Crazy story...I walked in the swap meet looking for parts. Absolutely NOT buying a bike. Not even half way through, I found a NICE '63 Schwinn American all decked out for a nice price. So I bought it....now I have to push this bike around all day right? So I am looking at the competition bikes and the guys suggests I enter my bike in the middleweight class.....Cool...now I have a place to park it during the show......and guess what? It wins again a few really nice rides. How cool is that? I own a bike for 10 minutes, enter it in competition and it wins a plaque? Go figure....seriously though, it is a nice clean bike!


----------



## robertc (Jan 28, 2012)

Nice bike and congrats on the award. Very awesome.


----------



## middleman (Jan 29, 2012)

*Cool story*

Congrats on the buy and the award...the look of an excellent Black Schwinn with whitewalls is hard to beat!


----------



## jd56 (Jan 30, 2012)

Nice find. 
What was the good price and did the plaque come with a check payment?
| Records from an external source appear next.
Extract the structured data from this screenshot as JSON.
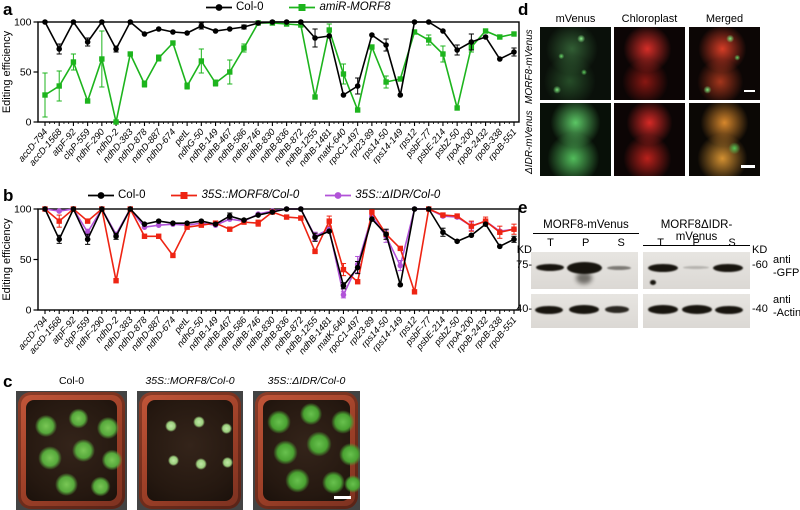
{
  "panels": {
    "a": "a",
    "b": "b",
    "c": "c",
    "d": "d",
    "e": "e"
  },
  "chart_data": [
    {
      "id": "a",
      "type": "line",
      "title": "",
      "xlabel": "",
      "ylabel": "Editing efficiency",
      "ylim": [
        0,
        100
      ],
      "yticks": [
        0,
        50,
        100
      ],
      "grid": false,
      "legend_position": "top",
      "categories": [
        "accD-794",
        "accD-1568",
        "atpF-92",
        "clpP-559",
        "ndhF-290",
        "ndhD-2",
        "ndhD-383",
        "ndhD-878",
        "ndhD-887",
        "ndhD-674",
        "petL",
        "ndhG-50",
        "ndhB-149",
        "ndhB-467",
        "ndhB-586",
        "ndhB-746",
        "ndhB-830",
        "ndhB-836",
        "ndhB-872",
        "ndhB-1255",
        "ndhB-1481",
        "matK-640",
        "rpoC1-497",
        "rpl23-89",
        "rps14-50",
        "rps14-149",
        "rps12",
        "psbF-77",
        "psbE-214",
        "psbZ-50",
        "rpoA-200",
        "rpoB-2432",
        "rpoB-338",
        "rpoB-551"
      ],
      "series": [
        {
          "name": "Col-0",
          "color": "#000000",
          "marker": "circle",
          "italic": false,
          "values": [
            100,
            73,
            100,
            80,
            100,
            73,
            100,
            88,
            93,
            90,
            89,
            96,
            91,
            93,
            95,
            99,
            100,
            100,
            100,
            84,
            86,
            27,
            36,
            87,
            77,
            27,
            100,
            100,
            91,
            72,
            80,
            85,
            63,
            70
          ],
          "errors": [
            0,
            5,
            0,
            4,
            0,
            3,
            0,
            0,
            0,
            0,
            0,
            3,
            0,
            0,
            2,
            0,
            0,
            0,
            0,
            9,
            0,
            0,
            8,
            0,
            6,
            0,
            0,
            0,
            0,
            5,
            8,
            0,
            0,
            4
          ]
        },
        {
          "name": "amiR-MORF8",
          "color": "#1db41d",
          "marker": "square",
          "italic": true,
          "values": [
            27,
            36,
            60,
            21,
            63,
            0,
            68,
            38,
            64,
            79,
            36,
            61,
            39,
            50,
            74,
            99,
            99,
            98,
            97,
            25,
            92,
            48,
            12,
            75,
            40,
            43,
            90,
            82,
            68,
            14,
            75,
            91,
            85,
            88
          ],
          "errors": [
            22,
            15,
            8,
            0,
            28,
            0,
            0,
            3,
            3,
            0,
            3,
            12,
            3,
            12,
            4,
            0,
            0,
            0,
            0,
            0,
            6,
            10,
            0,
            0,
            6,
            0,
            0,
            5,
            8,
            0,
            5,
            0,
            0,
            0
          ]
        }
      ]
    },
    {
      "id": "b",
      "type": "line",
      "title": "",
      "xlabel": "",
      "ylabel": "Editing efficiency",
      "ylim": [
        0,
        100
      ],
      "yticks": [
        0,
        50,
        100
      ],
      "grid": false,
      "legend_position": "top",
      "categories": [
        "accD-794",
        "accD-1568",
        "atpF-92",
        "clpP-559",
        "ndhF-290",
        "ndhD-2",
        "ndhD-383",
        "ndhD-878",
        "ndhD-887",
        "ndhD-674",
        "petL",
        "ndhG-50",
        "ndhB-149",
        "ndhB-467",
        "ndhB-586",
        "ndhB-746",
        "ndhB-830",
        "ndhB-836",
        "ndhB-872",
        "ndhB-1255",
        "ndhB-1481",
        "matK-640",
        "rpoC1-497",
        "rpl23-89",
        "rps14-50",
        "rps14-149",
        "rps12",
        "psbF-77",
        "psbE-214",
        "psbZ-50",
        "rpoA-200",
        "rpoB-2432",
        "rpoB-338",
        "rpoB-551"
      ],
      "series": [
        {
          "name": "Col-0",
          "color": "#000000",
          "marker": "circle",
          "italic": false,
          "values": [
            100,
            70,
            100,
            70,
            100,
            73,
            100,
            85,
            88,
            86,
            86,
            88,
            85,
            93,
            89,
            94,
            97,
            100,
            100,
            72,
            78,
            24,
            42,
            90,
            75,
            25,
            100,
            100,
            77,
            68,
            74,
            85,
            63,
            70
          ],
          "errors": [
            0,
            4,
            0,
            5,
            0,
            3,
            0,
            0,
            0,
            0,
            0,
            0,
            0,
            3,
            0,
            0,
            0,
            0,
            0,
            4,
            0,
            3,
            6,
            0,
            5,
            0,
            0,
            0,
            4,
            0,
            0,
            0,
            0,
            3
          ]
        },
        {
          "name": "35S::MORF8/Col-0",
          "color": "#ee2413",
          "marker": "square",
          "italic": true,
          "values": [
            100,
            88,
            100,
            88,
            100,
            29,
            100,
            73,
            73,
            54,
            82,
            84,
            86,
            80,
            87,
            86,
            97,
            92,
            91,
            58,
            88,
            40,
            28,
            97,
            75,
            61,
            18,
            100,
            94,
            93,
            83,
            88,
            77,
            80
          ],
          "errors": [
            0,
            6,
            0,
            0,
            0,
            0,
            0,
            0,
            0,
            0,
            0,
            0,
            0,
            0,
            0,
            3,
            0,
            0,
            0,
            0,
            5,
            6,
            0,
            0,
            0,
            0,
            0,
            0,
            0,
            0,
            5,
            4,
            6,
            5
          ]
        },
        {
          "name": "35S::ΔIDR/Col-0",
          "color": "#b153d8",
          "marker": "circle",
          "italic": true,
          "values": [
            100,
            98,
            100,
            77,
            100,
            75,
            100,
            82,
            84,
            85,
            84,
            86,
            84,
            90,
            88,
            95,
            98,
            100,
            100,
            73,
            80,
            15,
            45,
            93,
            73,
            44,
            100,
            100,
            93,
            92,
            83,
            88,
            78,
            80
          ],
          "errors": [
            0,
            0,
            0,
            3,
            0,
            0,
            0,
            0,
            0,
            0,
            0,
            0,
            0,
            0,
            0,
            0,
            0,
            0,
            0,
            4,
            0,
            3,
            8,
            0,
            6,
            5,
            0,
            0,
            0,
            0,
            4,
            0,
            0,
            0
          ]
        }
      ]
    }
  ],
  "panel_c": {
    "pots": [
      {
        "title": "Col-0",
        "italic": false
      },
      {
        "title": "35S::MORF8/Col-0",
        "italic": true
      },
      {
        "title": "35S::ΔIDR/Col-0",
        "italic": true
      }
    ]
  },
  "panel_d": {
    "col_headers": [
      "mVenus",
      "Chloroplast",
      "Merged"
    ],
    "row_labels": [
      "MORF8-mVenus",
      "ΔIDR-mVenus"
    ]
  },
  "panel_e": {
    "groups": [
      {
        "title": "MORF8-mVenus",
        "lanes": [
          "T",
          "P",
          "S"
        ]
      },
      {
        "title": "MORF8ΔIDR-mVenus",
        "lanes": [
          "T",
          "P",
          "S"
        ]
      }
    ],
    "markers": {
      "kd_left_top": "KD",
      "left_top": "75-",
      "kd_right_top": "KD",
      "right_top": "-60",
      "left_bottom": "40-",
      "right_bottom": "-40"
    },
    "antibodies": [
      {
        "line1": "anti",
        "line2": "-GFP"
      },
      {
        "line1": "anti",
        "line2": "-Actin"
      }
    ]
  }
}
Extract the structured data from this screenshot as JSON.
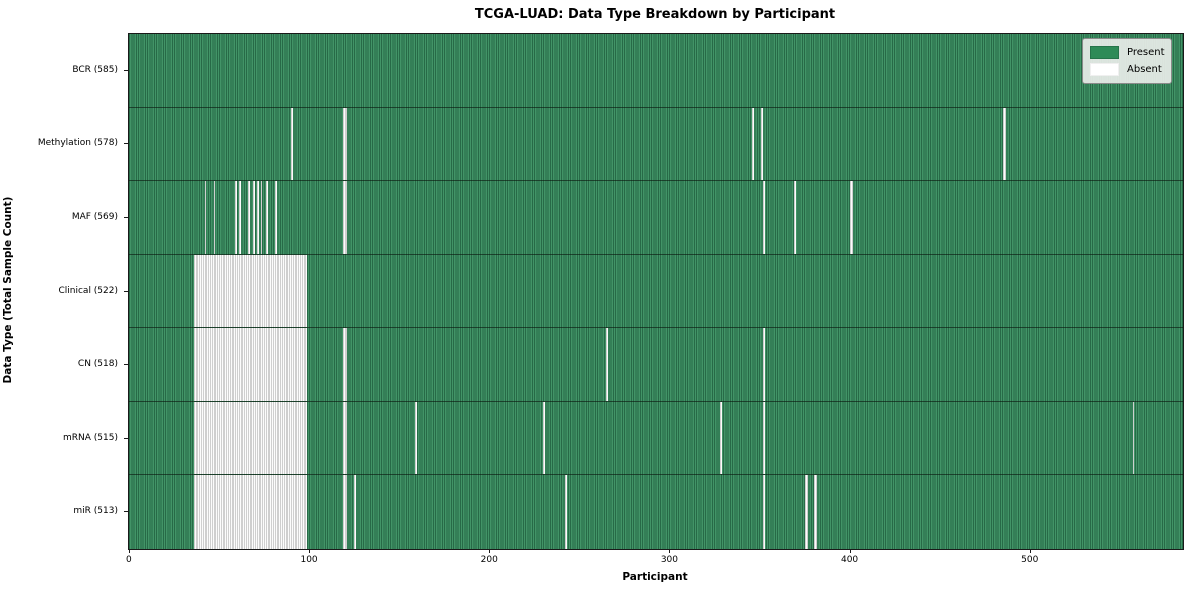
{
  "title": "TCGA-LUAD: Data Type Breakdown by Participant",
  "xlabel": "Participant",
  "ylabel": "Data Type (Total Sample Count)",
  "legend": {
    "present_label": "Present",
    "absent_label": "Absent"
  },
  "colors": {
    "present_fill": "#2e8b57",
    "present_edge_dark": "#276a47",
    "present_light": "#429467",
    "absent_fill": "#ffffff",
    "absent_edge": "#a2a2a2",
    "legend_bg": "#e9ede9"
  },
  "chart_data": {
    "type": "heatmap",
    "title": "TCGA-LUAD: Data Type Breakdown by Participant",
    "xlabel": "Participant",
    "ylabel": "Data Type (Total Sample Count)",
    "legend_entries": [
      "Present",
      "Absent"
    ],
    "legend_position": "upper right",
    "n_participants": 585,
    "x_ticks": [
      0,
      100,
      200,
      300,
      400,
      500
    ],
    "x_range": [
      0,
      585
    ],
    "cell_states": [
      "Present",
      "Absent"
    ],
    "rows": [
      {
        "label": "BCR (585)",
        "data_type": "BCR",
        "present_count": 585,
        "absent_count": 0,
        "absent_ranges": []
      },
      {
        "label": "Methylation (578)",
        "data_type": "Methylation",
        "present_count": 578,
        "absent_count": 7,
        "absent_ranges": [
          [
            90,
            1
          ],
          [
            119,
            2
          ],
          [
            346,
            1
          ],
          [
            351,
            1
          ],
          [
            485,
            2
          ]
        ]
      },
      {
        "label": "MAF (569)",
        "data_type": "MAF",
        "present_count": 569,
        "absent_count": 16,
        "absent_ranges": [
          [
            42,
            1
          ],
          [
            47,
            1
          ],
          [
            59,
            1
          ],
          [
            61,
            1
          ],
          [
            66,
            1
          ],
          [
            69,
            1
          ],
          [
            71,
            1
          ],
          [
            73,
            1
          ],
          [
            76,
            1
          ],
          [
            81,
            1
          ],
          [
            119,
            2
          ],
          [
            352,
            1
          ],
          [
            369,
            1
          ],
          [
            400,
            2
          ]
        ]
      },
      {
        "label": "Clinical (522)",
        "data_type": "Clinical",
        "present_count": 522,
        "absent_count": 63,
        "absent_ranges": [
          [
            36,
            63
          ]
        ]
      },
      {
        "label": "CN (518)",
        "data_type": "CN",
        "present_count": 518,
        "absent_count": 67,
        "absent_ranges": [
          [
            36,
            63
          ],
          [
            119,
            2
          ],
          [
            265,
            1
          ],
          [
            352,
            1
          ]
        ]
      },
      {
        "label": "mRNA (515)",
        "data_type": "mRNA",
        "present_count": 515,
        "absent_count": 70,
        "absent_ranges": [
          [
            36,
            63
          ],
          [
            119,
            2
          ],
          [
            159,
            1
          ],
          [
            230,
            1
          ],
          [
            328,
            1
          ],
          [
            352,
            1
          ],
          [
            557,
            1
          ]
        ]
      },
      {
        "label": "miR (513)",
        "data_type": "miR",
        "present_count": 513,
        "absent_count": 72,
        "absent_ranges": [
          [
            36,
            63
          ],
          [
            119,
            2
          ],
          [
            125,
            1
          ],
          [
            242,
            1
          ],
          [
            352,
            1
          ],
          [
            375,
            2
          ],
          [
            380,
            2
          ]
        ]
      }
    ]
  }
}
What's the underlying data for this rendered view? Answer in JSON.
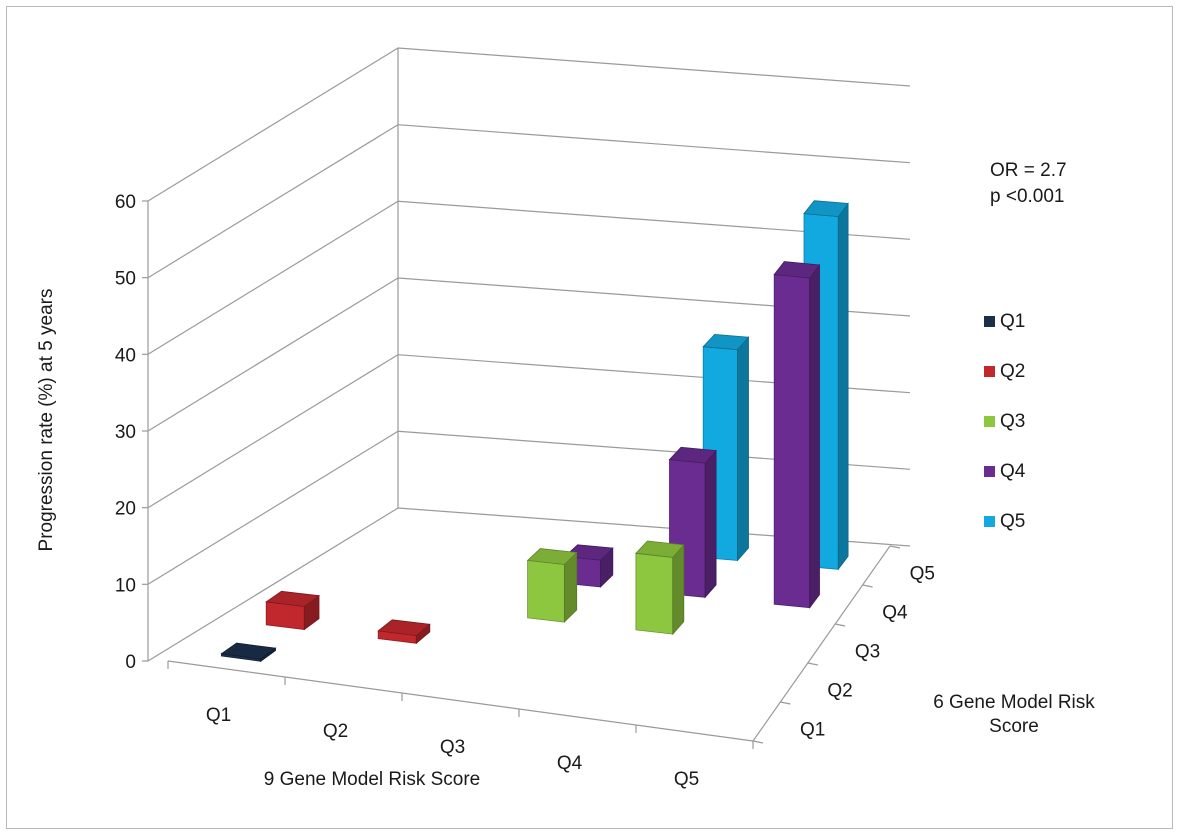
{
  "chart_data": {
    "type": "bar",
    "subtype": "3d-column",
    "title": "",
    "annotation": [
      "OR = 2.7",
      "p <0.001"
    ],
    "ylabel": "Progression rate (%) at 5 years",
    "ylim": [
      0,
      60
    ],
    "yticks": [
      "0",
      "10",
      "20",
      "30",
      "40",
      "50",
      "60"
    ],
    "xlabel": "9 Gene Model Risk Score",
    "x_categories": [
      "Q1",
      "Q2",
      "Q3",
      "Q4",
      "Q5"
    ],
    "zlabel": "6 Gene Model Risk Score",
    "z_categories": [
      "Q1",
      "Q2",
      "Q3",
      "Q4",
      "Q5"
    ],
    "legend_position": "right",
    "grid": true,
    "series": [
      {
        "name": "Q1",
        "color": "#1b2f4b",
        "values": [
          0.3,
          null,
          null,
          null,
          null
        ]
      },
      {
        "name": "Q2",
        "color": "#c0282d",
        "values": [
          3,
          1,
          null,
          null,
          null
        ]
      },
      {
        "name": "Q3",
        "color": "#8dc63f",
        "values": [
          null,
          null,
          7.5,
          10,
          null
        ]
      },
      {
        "name": "Q4",
        "color": "#6a2c91",
        "values": [
          null,
          null,
          3.5,
          17.5,
          43
        ]
      },
      {
        "name": "Q5",
        "color": "#12a9e0",
        "values": [
          null,
          null,
          null,
          27.5,
          46
        ]
      }
    ]
  }
}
Nice plaque and beautiful bike!!
I've never been to a bike show so I have no idea what perks there are with a best in show award.

How cool would that be right?
Buy a bike for a good price and then win the purchase price back in a competition the same day.


----------



## Terry66 (Jan 30, 2012)

I paid $250 for the bike....not a "great" price, but a fair price. I figured in the condition and with the accessories, I couldn't come close to putting the bike together for that price. I have literally never seen a bike this clean. Under the fenders, around the hubs, the bottom bracket, crank bearings, etc all look brand new. It has one scratch on the fender, a couple of paint blems and the word American is touched up on the chain guard.

As far as the award...Basically winning best Middleweight and a dollar will get you something off the dollar menu at McDonalds. It's more just bragging rights I suppose...that and the plaque to hang over my workbench in the garage.

Cool thing is that the guys here from "the Cabe" were the judges in the competition.


----------



## jd56 (Jan 30, 2012)

Sounds like a great day Terry. Cool experience I'm sure.
Wish we had local events like that here on the Va. coast.

Great looking bike for sure. I've seen these on feebay in excess of $500.
Always thought that was pricey.
$250 for a pristine Schwinn is a great investment.


----------



## greenephantom (Jan 30, 2012)

I agree, great price.  That's about as NOS as you get.  2.4 miles?  Just amazing.  You've probably got $150 worth (possibly more) of accessories on the handlebars.  From here it looks like a '10', and you almost never see true '10s', and that makes it so much more rare than the same bike as, say, an 8.5 or 9.  Well done, that's a keeper.

Cheers, Geoff


----------



## Pedalsnostalgia (Jan 30, 2012)

250.00 Great buy for that bike and great story, congrats all the way around.   Jeff


----------



## Terry66 (Jan 30, 2012)

Thanks guys....I saw this posted in the Hoosier meet thread in the Events forum. Pic of the American and its new happy owner (me!). Check out the thread for some pics of the show and bikes.


----------



## Boris (Jan 30, 2012)

*For $250.*

I'd push that bike around all day!


----------



## vincev (Jan 31, 2012)

Love the story.LOL  I remember seeing the bike.Beautiful.


----------